Andrea M. Staargaard
Andrea M. Staargaard is a freshman in the division of undergraduate studies. She is a Collegian columnist. Her e-mail address is ams573@psu.edu.
  The Digital Collegian - Published independently by students at Penn State
OPINIONS
[ Friday, July 12, 2002 ]

My Opinion
Stay-at-home mom's life same as CEO's

Back in high school, one of the most common busy-work assignments in English class was the "What I Want To Be When I Grow Up" assignment.

Fifty years ago, almost all the girls would've written about getting married and starting a family.

But today, we have young women aspiring to careers in every conceivable field.

The advancement of women's interests has resulted in doors swinging open in every direction.

But as this world of opportunity presents itself, what has happened to the home and family life so many women once considered their futures?

While many of today's women do plan on having a family at some point, having a career seems much more solid in their futures.

When flatly asked, most girls on campus seem to reply that being happy and having a successful career are their goals in life.

Rarely is family specifically mentioned without prompting.

Because men have not yet shed their traditional role as breadwinners while so many women have gladly shed that of 'homemakers,' I worry for the future of the American family.

Why is it that in today's world the role of housewife is reserved for those who simply have no other amibitions? Why is it that women who chose to be homemakers are considered to have 'failed' somehow?

Raising a family is no longer considered a respectable way for a woman to spend her life.

While I know that the advancement of women is an important cause, why must it be at the cost of the future families of America?

Cannot a strong, independent woman become a caring mother and wife instead of a corporate C.E.O.?
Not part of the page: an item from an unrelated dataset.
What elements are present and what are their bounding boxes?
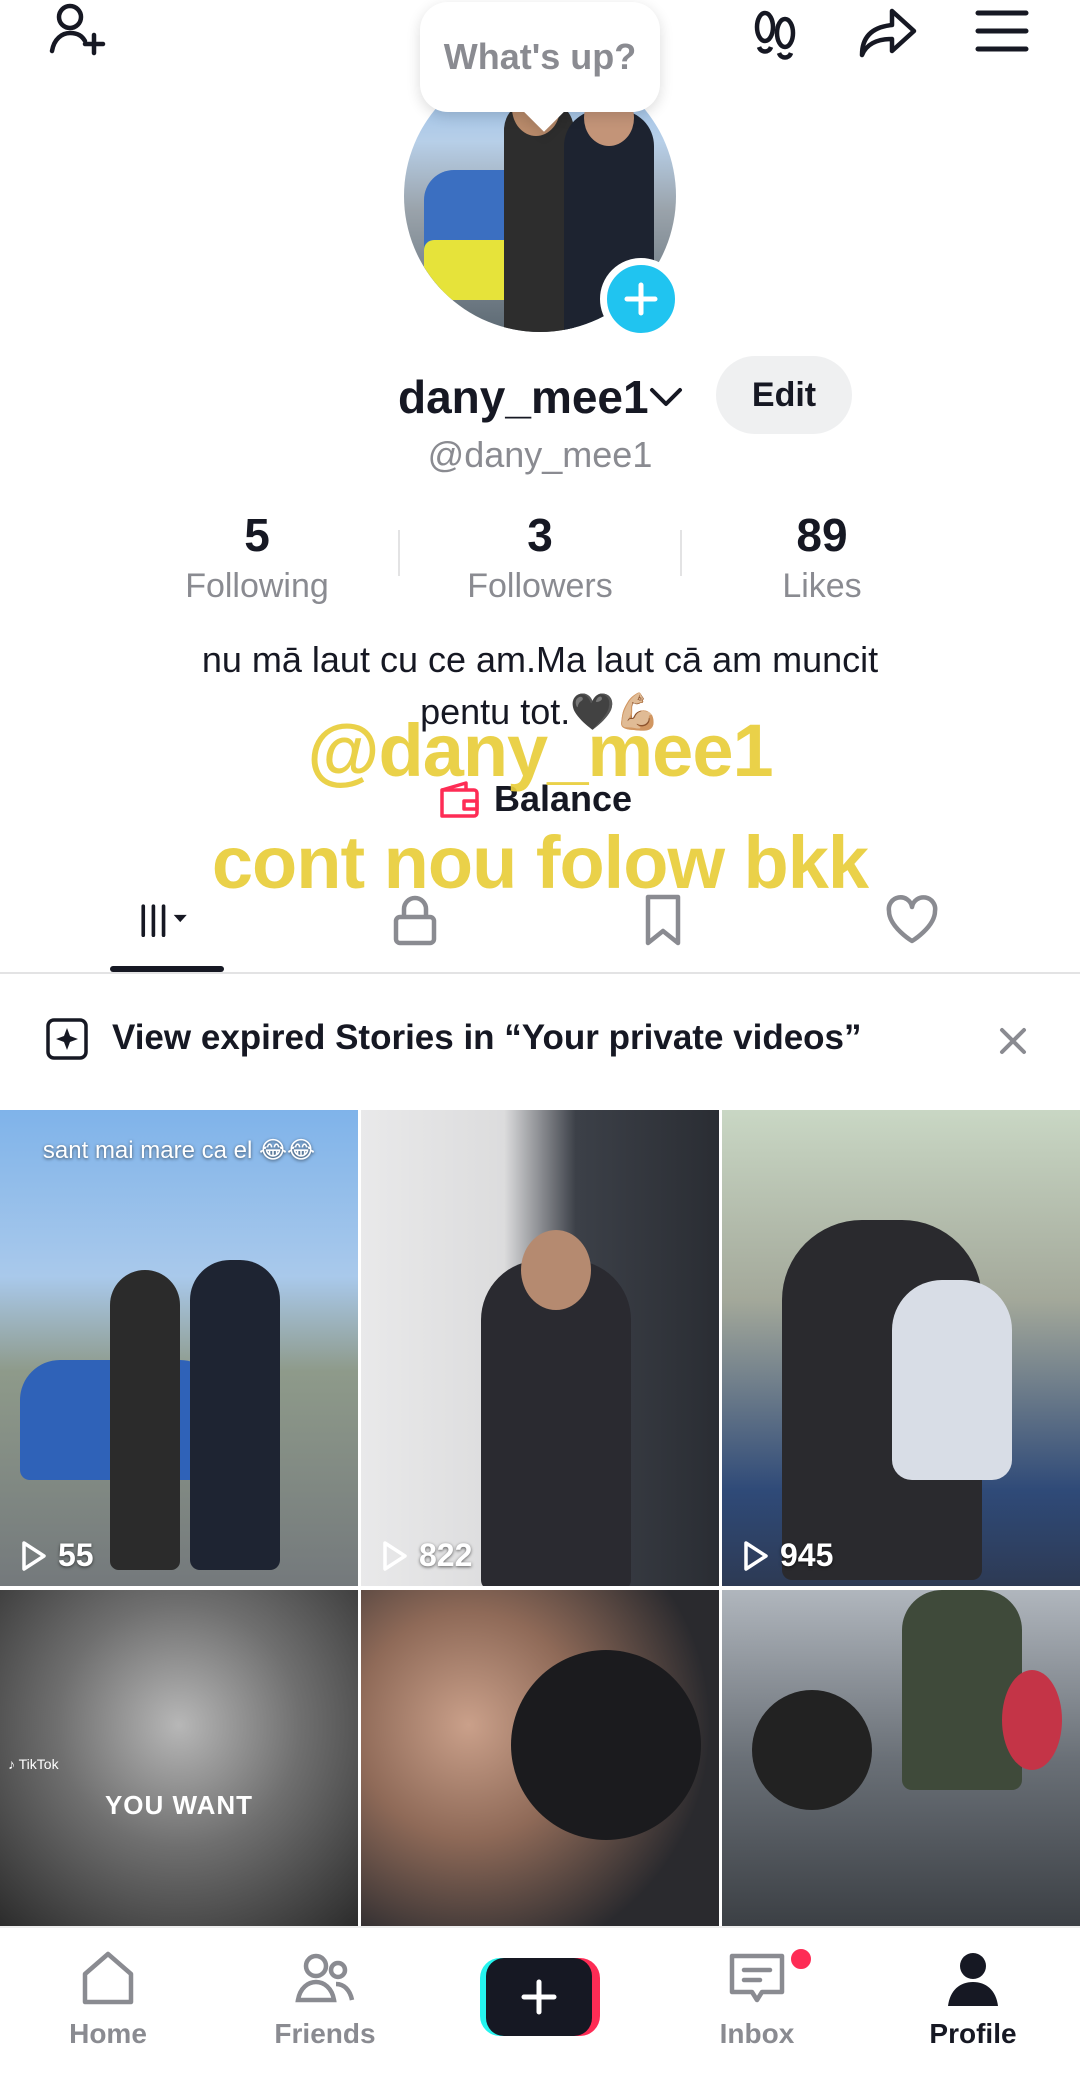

When our empowered female generation is out conquering the world, who will be raising the children who will someday take our place?

It is very important for women to have an equal place in society with men.

But does an 'equal place' necessarily have to mean the exact same jobs, and the exact same lifestyle?

Why is there no power in the office of wife, of mother?

Isn't it just as respectable to say, "I successfully raised a child" instead of "I got the big promotion I was aiming for"?

So what if your version of growth charts is buying bigger shoes every couple months?

Does "power" have to mean dominance in a work setting?

How about the ability to make lunch for your child, the ability to help them with their homework, to keep a happy home for a family?

Why is "I love you, Mommy!" no longer as rewarding as "Good job, the company is happy to have you aboard."

Being a homemaker actually requires a lifetime of hard, diligent work.

First, a woman must prepare herself through education and skills development so that she can help support her family if the need arises.

She must first learn to respect herself and be an autonomous, strong-willed person who can offer support to her family.

This is no easy chore, and it is something to be greatly respected by all around her.

When a girl says, "I want to be a homemaker", she shouldn't be discouraged!

She shouldn't be told that she can do "more" with her life, that there are "better" things out there than just settling down and starting a family.

Isn't it the most noble of acts to completely give yourself to the care of others, of your family and put them first in every way?

Why is being a mother "just" being a mother?

Should we be ashamed of the heritage that nature has so graciously bestowed on us?

Worst of all is the scorn many homemakers get from their peers.

It is implied that women who chose to not work are somehow deficient, lazy or (worst of all) have a poor image of themselves.

Because I chose the route of soccer mom I obviously don't have as much self-respect as a woman in the work force.

In reality, it takes just as much (if not more) personal power to raise a family as forging a successful career. And in the end, who has left the better legacy behind?

A powerful executive may have their name carved on the Board of Directors list, but what about the housewife?

What about the one who had no ambition, no goals, and no self-respect?

She leaves behind living, breathing testaments to her success, her personal respect, and her power.

She leaves children, grand-children, great-grandchildren, a new generation of walking, talking monuments to who she was.

In the end, who do you think chose the better life?